Otra más joven que aprecia la practicidad ante todo me dijo sin vacilar: “Ponela en una jaula, andá al campo y soltala allá, bien lejos para que no pueda volver”.
Traté de cambiar ideas con las tres pero sus motivaciones me eran tan ajenas que cada intercambio no duró más de cuatro líneas. Ellas tenían muy claro lo que pensaban; en cambio mis argumentos eran enclenques porque sólo expresaban variantes de la duda y la impotencia. Dije sucesivamente: a) No puedo ver a alguien en peligro o sufriendo y no hacer nada por ayudarlo; b) No puedo tener preso a nadie ni siquiera con el pretexto del cuidado o el amor; y c) Abandonarla lejos la haría sufrir y no puedo hacer sufrir deliberadamente a nadie.
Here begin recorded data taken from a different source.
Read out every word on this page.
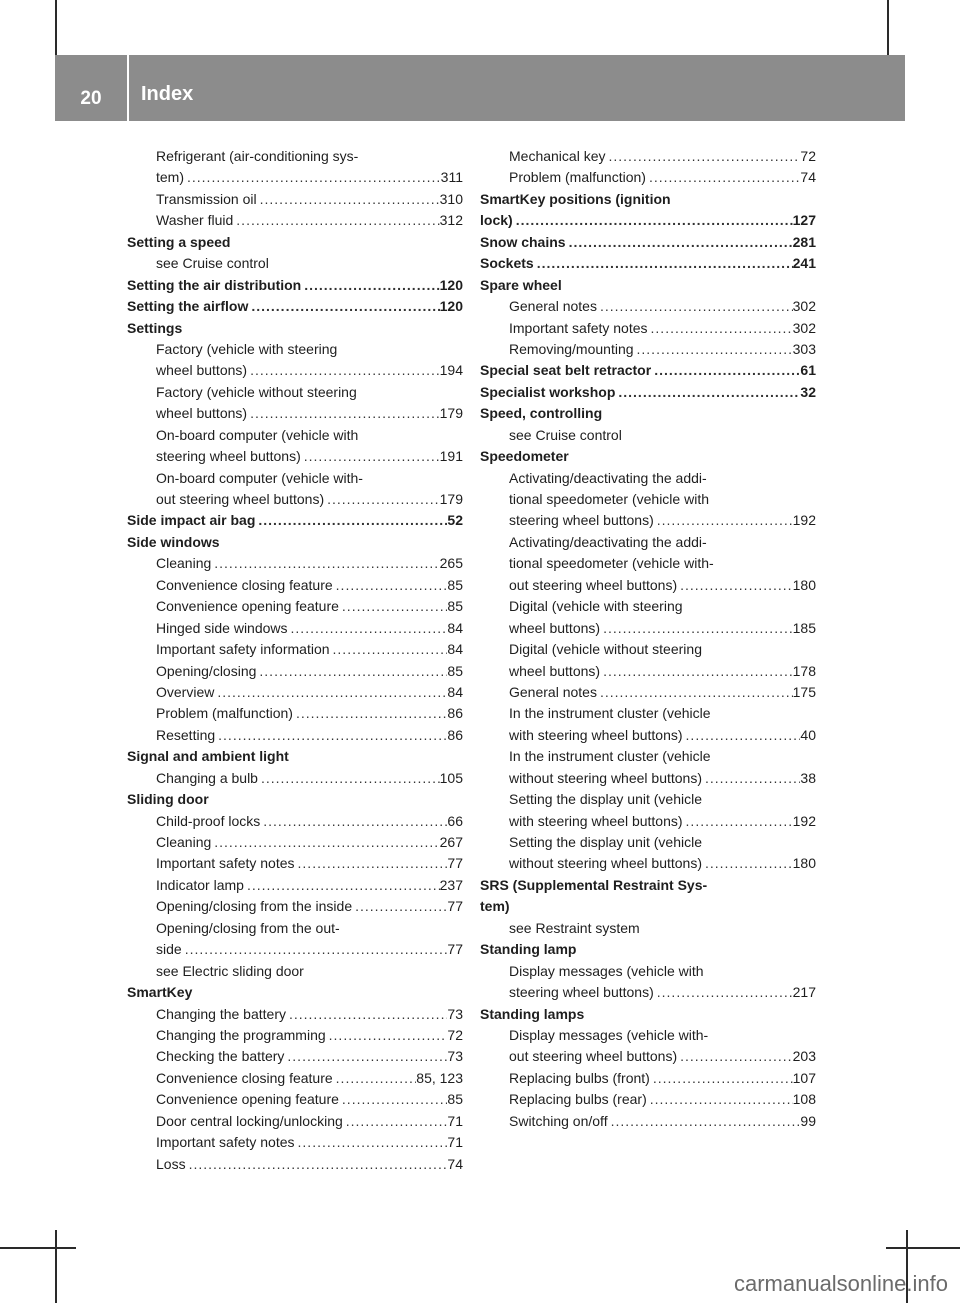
20	Index
Refrigerant (air-conditioning sys-
tem) .....	311
Transmission oil .....	310
Washer fluid .....	312
Setting a speed
see Cruise control
Setting the air distribution .....	120
Setting the airflow .....	120
Settings
Factory (vehicle with steering
wheel buttons) .....	194
Factory (vehicle without steering
wheel buttons) .....	179
On-board computer (vehicle with
steering wheel buttons) .....	191
On-board computer (vehicle with-
out steering wheel buttons) .....	179
Side impact air bag .....	52
Side windows
Cleaning .....	265
Convenience closing feature .....	85
Convenience opening feature .....	85
Hinged side windows .....	84
Important safety information .....	84
Opening/closing .....	85
Overview .....	84
Problem (malfunction) .....	86
Resetting .....	86
Signal and ambient light
Changing a bulb .....	105
Sliding door
Child-proof locks .....	66
Cleaning .....	267
Important safety notes .....	77
Indicator lamp .....	237
Opening/closing from the inside .....	77
Opening/closing from the out-
side .....	77
see Electric sliding door
SmartKey
Changing the battery .....	73
Changing the programming .....	72
Checking the battery .....	73
Convenience closing feature .....	85, 123
Convenience opening feature .....	85
Door central locking/unlocking .....	71
Important safety notes .....	71
Loss .....	74
Mechanical key .....	72
Problem (malfunction) .....	74
SmartKey positions (ignition
lock) .....	127
Snow chains .....	281
Sockets .....	241
Spare wheel
General notes .....	302
Important safety notes .....	302
Removing/mounting .....	303
Special seat belt retractor .....	61
Specialist workshop .....	32
Speed, controlling
see Cruise control
Speedometer
Activating/deactivating the addi-
tional speedometer (vehicle with
steering wheel buttons) .....	192
Activating/deactivating the addi-
tional speedometer (vehicle with-
out steering wheel buttons) .....	180
Digital (vehicle with steering
wheel buttons) .....	185
Digital (vehicle without steering
wheel buttons) .....	178
General notes .....	175
In the instrument cluster (vehicle
with steering wheel buttons) .....	40
In the instrument cluster (vehicle
without steering wheel buttons) .....	38
Setting the display unit (vehicle
with steering wheel buttons) .....	192
Setting the display unit (vehicle
without steering wheel buttons) .....	180
SRS (Supplemental Restraint Sys-
tem)
see Restraint system
Standing lamp
Display messages (vehicle with
steering wheel buttons) .....	217
Standing lamps
Display messages (vehicle with-
out steering wheel buttons) .....	203
Replacing bulbs (front) .....	107
Replacing bulbs (rear) .....	108
Switching on/off .....	99
carmanualsonline.info
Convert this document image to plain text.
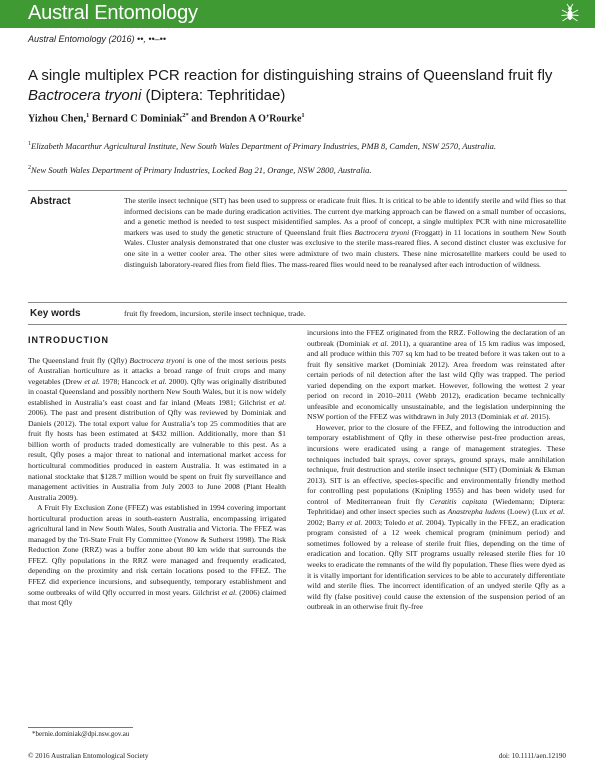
Austral Entomology
Austral Entomology (2016) ••, ••–••
A single multiplex PCR reaction for distinguishing strains of Queensland fruit fly Bactrocera tryoni (Diptera: Tephritidae)
Yizhou Chen,$^1$ Bernard C Dominiak$^{2*}$ and Brendon A O’Rourke$^1$
$^1$Elizabeth Macarthur Agricultural Institute, New South Wales Department of Primary Industries, PMB 8, Camden, NSW 2570, Australia.
$^2$New South Wales Department of Primary Industries, Locked Bag 21, Orange, NSW 2800, Australia.
Abstract	The sterile insect technique (SIT) has been used to suppress or eradicate fruit flies. It is critical to be able to identify sterile and wild flies so that informed decisions can be made during eradication activities. The current dye marking approach can be flawed on a small number of occasions, and a genetic method is needed to test suspect misidentified samples. As a proof of concept, a single multiplex PCR with nine microsatellite markers was used to study the genetic structure of Queensland fruit flies Bactrocera tryoni (Froggatt) in 11 locations in southern New South Wales. Cluster analysis demonstrated that one cluster was exclusive to the sterile mass-reared flies. A second distinct cluster was exclusive for one site in a wetter cooler area. The other sites were admixture of two main clusters. These nine microsatellite markers could be used to distinguish laboratory-reared flies from field flies. The mass-reared flies would need to be reanalysed after each introduction of wildness.
Key words	fruit fly freedom, incursion, sterile insect technique, trade.
INTRODUCTION

The Queensland fruit fly (Qfly) Bactrocera tryoni is one of the most serious pests of Australian horticulture as it attacks a broad range of fruit crops and many vegetables (Drew et al. 1978; Hancock et al. 2000). Qfly was originally distributed in coastal Queensland and possibly northern New South Wales, but it is now widely established in Australia’s east coast and far inland (Meats 1981; Gilchrist et al. 2006). The past and present distribution of Qfly was reviewed by Dominiak and Daniels (2012). The total export value for Australia’s top 25 commodities that are fruit fly hosts has been estimated at $432 million. Additionally, more than $1 billion worth of products traded domestically are vulnerable to this pest. As a result, Qfly poses a major threat to national and international market access for horticultural commodities produced in eastern Australia. It was estimated in a national stocktake that $128.7 million would be spent on fruit fly surveillance and management activities in Australia from July 2003 to June 2008 (Plant Health Australia 2009).

A Fruit Fly Exclusion Zone (FFEZ) was established in 1994 covering important horticultural production areas in south-eastern Australia, encompassing irrigated agricultural land in New South Wales, South Australia and Victoria. The FFEZ was managed by the Tri-State Fruit Fly Committee (Yonow & Sutherst 1998). The Risk Reduction Zone (RRZ) was a buffer zone about 80 km wide that surrounds the FFEZ. Qfly populations in the RRZ were managed and frequently eradicated, depending on the proximity and risk certain locations posed to the FFEZ. The FFEZ did experience incursions, and subsequently, temporary establishment and some outbreaks of wild Qfly occurred in most years. Gilchrist et al. (2006) claimed that most Qfly

incursions into the FFEZ originated from the RRZ. Following the declaration of an outbreak (Dominiak et al. 2011), a quarantine area of 15 km radius was imposed, and all produce within this 707 sq km had to be treated before it was taken out to a fruit fly sensitive market (Dominiak 2012). Area freedom was reinstated after certain periods of nil detection after the last wild Qfly was trapped. The period varied depending on the export market. However, following the wettest 2 year period on record in 2010–2011 (Webb 2012), eradication became technically unfeasible and economically unsustainable, and the legislation underpinning the NSW portion of the FFEZ was withdrawn in July 2013 (Dominiak et al. 2015).

However, prior to the closure of the FFEZ, and following the introduction and temporary establishment of Qfly in these otherwise pest-free production areas, incursions were eradicated using a range of management strategies. These techniques included bait sprays, cover sprays, ground sprays, male annihilation technique, fruit destruction and sterile insect technique (SIT) (Dominiak & Ekman 2013). SIT is an effective, species-specific and environmentally friendly method for controlling pest populations (Knipling 1955) and has been widely used for control of Mediterranean fruit fly Ceratitis capitata (Wiedemann; Diptera: Tephritidae) and other insect species such as Anastrepha ludens (Loew) (Lux et al. 2002; Barry et al. 2003; Toledo et al. 2004). Typically in the FFEZ, an eradication program consisted of a 12 week chemical program (minimum period) and sometimes followed by a release of sterile fruit flies, depending on the time of eradication and location. Qfly SIT programs usually released sterile flies for 10 weeks to eradicate the remnants of the wild fly population. These flies were dyed as it is vitally important for identification services to be able to accurately differentiate wild and sterile flies. The incorrect identification of an undyed sterile Qfly as a wild fly (false positive) could cause the extension of the suspension period of an outbreak in an otherwise fruit fly-free

*bernie.dominiak@dpi.nsw.gov.au
© 2016 Australian Entomological Society	doi: 10.1111/aen.12190
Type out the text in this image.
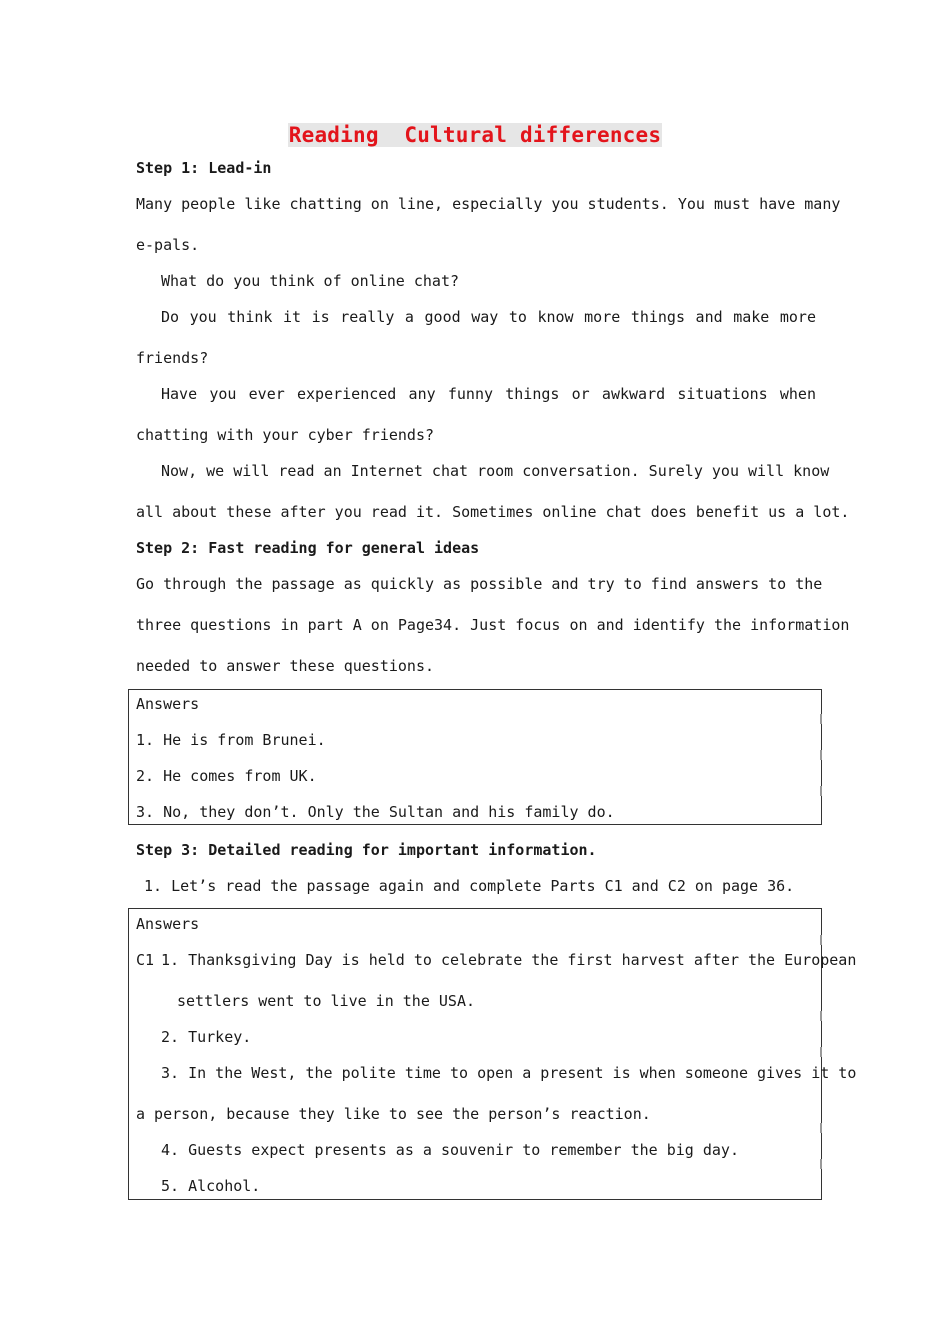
Reading  Cultural differences
Step 1: Lead-in
Many people like chatting on line, especially you students. You must have many
e-pals.
What do you think of online chat?
Do you think it is really a good way to know more things and make more
friends?
Have you ever experienced any funny things or awkward situations when
chatting with your cyber friends?
Now, we will read an Internet chat room conversation. Surely you will know
all about these after you read it. Sometimes online chat does benefit us a lot.
Step 2: Fast reading for general ideas
Go through the passage as quickly as possible and try to find answers to the
three questions in part A on Page34. Just focus on and identify the information
needed to answer these questions.
Answers
1. He is from Brunei.
2. He comes from UK.
3. No, they don’t. Only the Sultan and his family do.
Step 3: Detailed reading for important information.
1. Let’s read the passage again and complete Parts C1 and C2 on page 36.
Answers
C1 1. Thanksgiving Day is held to celebrate the first harvest after the European
settlers went to live in the USA.
2. Turkey.
3. In the West, the polite time to open a present is when someone gives it to
a person, because they like to see the person’s reaction.
4. Guests expect presents as a souvenir to remember the big day.
5. Alcohol.
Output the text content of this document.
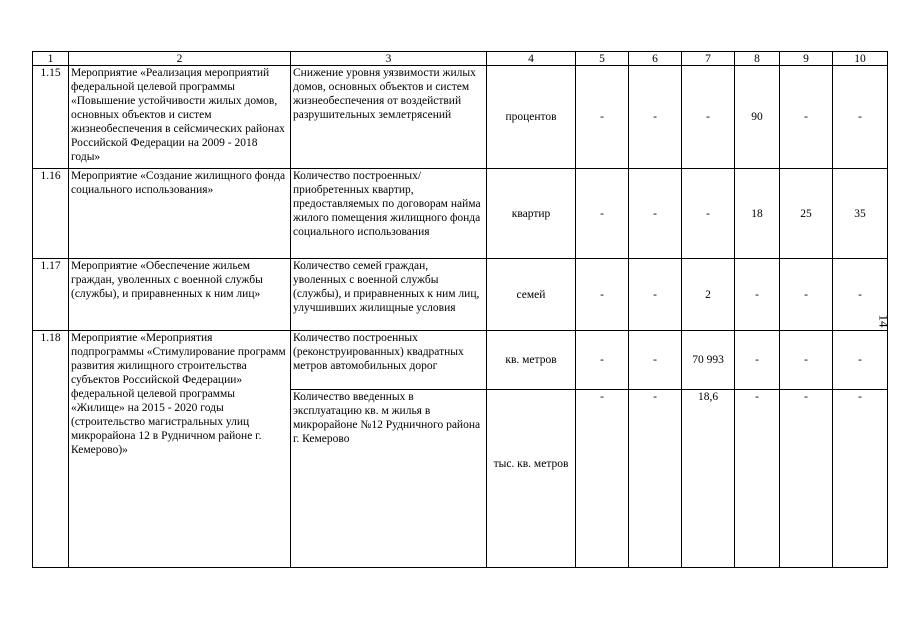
1	2	3	4	5	6	7	8	9	10
1.15	Мероприятие «Реализация мероприятий федеральной целевой программы «Повышение устойчивости жилых домов, основных объектов и систем жизнеобеспечения в сейсмических районах Российской Федерации на 2009 - 2018 годы»	Снижение уровня уязвимости жилых домов, основных объектов и систем жизнеобеспечения от воздействий разрушительных землетрясений	процентов	-	-	-	90	-	-
1.16	Мероприятие «Создание жилищного фонда социального использования»	Количество построенных/ приобретенных квартир, предоставляемых по договорам найма жилого помещения жилищного фонда социального использования	квартир	-	-	-	18	25	35
1.17	Мероприятие «Обеспечение жильем граждан, уволенных с военной службы (службы), и приравненных к ним лиц»	Количество семей граждан, уволенных с военной службы (службы), и приравненных к ним лиц, улучшивших жилищные условия	семей	-	-	2	-	-	-
1.18	Мероприятие «Мероприятия подпрограммы «Стимулирование программ развития жилищного строительства субъектов Российской Федерации» федеральной целевой программы «Жилище» на 2015 - 2020 годы (строительство магистральных улиц микрорайона 12 в Рудничном районе г. Кемерово)»	Количество построенных (реконструированных) квадратных метров автомобильных дорог	кв. метров	-	-	70 993	-	-	-
		Количество введенных в эксплуатацию кв. м жилья в микрорайоне №12 Рудничного района г. Кемерово	тыс. кв. метров	-	-	18,6	-	-	-
14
La respuesta más esperada era la de mi amigo Juan, porque además de ser bueno y ecuánime sabe proyectar sobre la vida real lo mucho que sabe sobre filosofía, psicoanálisis y bioética. Después del remezón emocional que me provocaron mis tres primeras consejeras, sus palabras hicieron cristalina y lógica la marisma de pensamientos contradictorios con la que luchaba mi cabeza:
—Vas a tener que aceptar que al salvarle la vida también la humanizaste y que hoy en su comunidad es una paria, una inadaptada,una vulnerada, que ha tenido una fractura ontológica —todo indica que insalvable ya— en su proceso de pajarización. Y eso te hace a vos responsable de ese cambio. Olvidate de la ingenua idea de que la libertad es máxima en su estado de naturaleza: la naturaleza es cruel y Chipi ya lo aprendió. Su contexto animal le daba un destino de muerte. Ofrecele una jaula grande donde se sienta protegida y de la que pueda salir y entrar cuando quiera. Obligar a alguien a ser libre contradice el principio mismo de libertad.
Así fue como se inició la segunda y suave etapa de despegue de Chipi. Todas las mañanas la ponía dentro de la jaula con la puerta abierta en el balcón, desde donde se ve la copa de su árbol. Allí le daba de comer y le daba dos baños diarios, uno a la mañana temprano y otro al atardecer de esos días tórridos. Le encantaba esponjarse las plumas bajo las gotitas que dejaba caer sobre ella con el aspersor de la manguera y recién cuando estaba bien seca la volvía a entrar para que durmiera en su rincón de la biblioteca.